With the presentation of the first of ASBPE’s Stephen Barr Awards to Adam Minter of Scrap magazine in 2004, a new approach was launched within the Azbee Awards of Excellence. The new award recognized and honored one single example of journalism, among the scores of Azbee winners, that stood out for its “inventiveness, insight, balance, depth and impact,” at a level that represented the very best work among business-to-business publications. These were qualities exemplified by Stephen Barr, the young CFO magazine writer for whom the award was named—and, incidentally, a highly respected colleague of mine at CFO.
Through the years, winners of this “best in show” prize for their feature articles or investigative pieces have covered the gamut of topics. They have produced work making an impact in smaller industries—including installers of household garage doors, or the “farriers” who specialize in horse-shoeing—but also in such far-wider fields as recycling, pharmaceutical manufacturing, insurance and financial planning.
Consider, to single out just four winners, Shabnam Mogharabi’s Aquatics International piece explaining swimming-pool drownings among minority youngsters (2005); Frank Lessiter’s American Farrier’s Journal article on how unscrupulous horse owners sometimes injure the hoofs as they shoe them, to promote action that could win “gaited horse” competitions (2008); Tom Zind’s explanation, in Electrical Construction and Maintenance, of deadly electrical dangers threatening U.S. troops (2009); or Meagan Parrish’s description for Pharma Manufacturing of widespread impurity levels among materials imported by U.S. pharmaceutical companies for use in the finished drugs they market (2019.)
What all the Stephen Barr Award recipients have in common — besides the handsome crystal trophies on their mantles — is that their stories won over a dedicated group of jurors who spent weeks analyzing the best journalism among national gold-winning feature and investigative entries in the year’s Azbee competition. Two of those jurors — long-time journalists and educators George Gendron and Lou Ureneck — have been involved with Barr Award judging since the beginning. Gendron, perhaps best known for his two decades as editor-in-chief of Inc. magazine, where he helped create the Inc. 500 list, now is managing director and co-founder of The Solo Project, a venture designed as a global platform for independent professionals working in small teams. Ureneck, a Boston University professor and one-time editor-in-residence at Harvard’s Neiman Foundation, formerly was managing editor of the Philadelphia Inquirer, and before that editor and vice president of Maine’s Portland Press Herald. Serving with Gendron and Ureneck are Amy Fischbach and this writer, the president and past president, respectively, of the ASBPE Foundation, which sponsors the Stephen Barr Award.
Since helping to create the Barr Award — endowed by Stephen’s parents not long after his death from cancer at age 43 — I have been honored to coordinate the judging process and to work with this fabulous team of jurors. Their dedication to taking the time to “get it right” these past 17 years, no matter how long it took, has been truly impressive.

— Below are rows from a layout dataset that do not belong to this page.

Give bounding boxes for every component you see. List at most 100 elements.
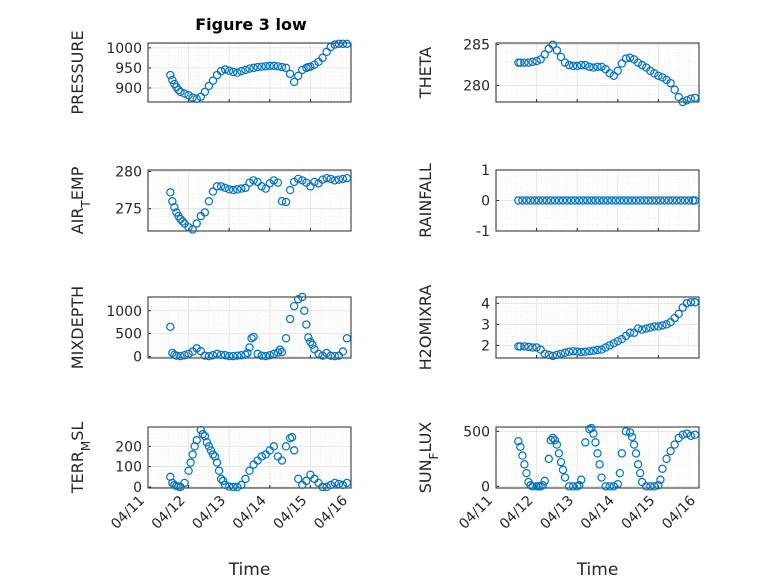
data-point (229, 67, 238, 77)
y-tick-label: -1 (476, 224, 490, 240)
y-tick-label: 0 (133, 350, 142, 366)
data-point (176, 351, 185, 361)
data-point (629, 440, 639, 449)
data-point (220, 480, 230, 490)
data-point (540, 349, 549, 358)
y-tick-label: 1 (481, 163, 490, 179)
data-point (277, 456, 287, 465)
data-point (585, 62, 594, 71)
data-point (581, 60, 590, 70)
data-point (247, 334, 256, 343)
data-point (257, 62, 266, 71)
data-point (265, 351, 274, 360)
data-point (243, 348, 252, 358)
data-point (668, 196, 677, 205)
data-point (552, 46, 562, 55)
data-point (294, 474, 303, 484)
data-point (166, 70, 175, 80)
data-point (277, 347, 287, 357)
data-point (241, 65, 250, 75)
data-point (554, 196, 564, 205)
data-point (656, 475, 665, 484)
data-point (652, 196, 661, 205)
data-point (522, 468, 531, 478)
data-point (550, 435, 560, 445)
data-point (587, 423, 596, 433)
data-point (639, 196, 649, 205)
data-point (326, 480, 335, 490)
data-point (528, 482, 537, 491)
data-point (218, 476, 228, 486)
x-tick-label: 04/12 (149, 493, 189, 533)
data-point (593, 345, 602, 355)
data-point (249, 332, 258, 342)
data-point (269, 61, 279, 71)
data-point (186, 458, 195, 467)
data-point (196, 92, 205, 101)
data-point (253, 62, 262, 72)
data-point (682, 96, 692, 105)
data-point (261, 62, 270, 71)
data-point (294, 71, 303, 81)
data-point (550, 196, 560, 205)
data-point (575, 196, 584, 205)
data-point (188, 93, 197, 102)
data-point (587, 196, 596, 205)
data-point (220, 65, 230, 74)
data-point (560, 348, 570, 357)
data-point (627, 432, 637, 442)
data-point (544, 350, 553, 360)
data-point (170, 202, 179, 212)
data-point (302, 320, 311, 329)
data-point (615, 196, 625, 205)
data-point (605, 341, 614, 350)
data-point (224, 66, 234, 75)
data-point (516, 442, 525, 451)
data-point (204, 197, 214, 206)
data-point (581, 438, 590, 447)
data-point (269, 176, 279, 185)
data-point (666, 78, 675, 88)
data-point (196, 425, 205, 435)
data-point (198, 429, 208, 439)
axes-box (147, 426, 352, 489)
x-tick-label: 04/14 (230, 493, 270, 533)
data-point (326, 42, 335, 52)
data-point (277, 197, 287, 206)
data-point (200, 87, 210, 97)
data-point (237, 480, 246, 490)
data-point (658, 464, 667, 473)
data-point (220, 351, 230, 360)
data-point (654, 481, 663, 490)
data-point (216, 350, 226, 359)
data-point (184, 466, 193, 475)
data-point (637, 325, 647, 334)
data-point (684, 196, 694, 205)
y-tick-label: 900 (115, 81, 142, 97)
subplot-2: 280 285 THETA (416, 38, 700, 107)
data-point (577, 60, 586, 70)
data-point (342, 39, 352, 49)
data-point (650, 69, 659, 78)
x-tick-label: 04/13 (537, 493, 577, 533)
data-point (229, 185, 238, 195)
data-point (556, 457, 566, 467)
data-point (342, 478, 352, 488)
subplot-7: 0 100 200 04/11 04/12 04/13 04/14 04/15 04/16 Tim… (68, 422, 352, 580)
data-point (597, 62, 606, 71)
data-point (233, 185, 242, 194)
data-point (548, 433, 558, 443)
x-tick-label: 04/13 (189, 493, 229, 533)
data-point (318, 53, 327, 63)
data-point (516, 58, 525, 67)
data-point (601, 343, 610, 352)
data-point (554, 449, 564, 458)
data-point (229, 351, 238, 361)
x-tick-label: 04/14 (578, 493, 618, 533)
data-point (690, 298, 700, 307)
data-point (678, 97, 687, 107)
subplot-3: 275 280 AIRTEMP (68, 164, 352, 234)
data-point (261, 184, 270, 193)
data-point (538, 196, 547, 205)
data-point (690, 196, 700, 205)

But my favorite award-related task involves sneaking behind the backs of the unsuspecting winners-to-be, and maneuvering with their editors, and even relatives, to make sure that they will be in the audience for the surprise of a lifetime that this special honor represents. Nearly all our recipients over the years have been in attendance — to be blindsided from the lectern as they are called to claim the prize that concludes the Azbee Awards of Excellence banquet.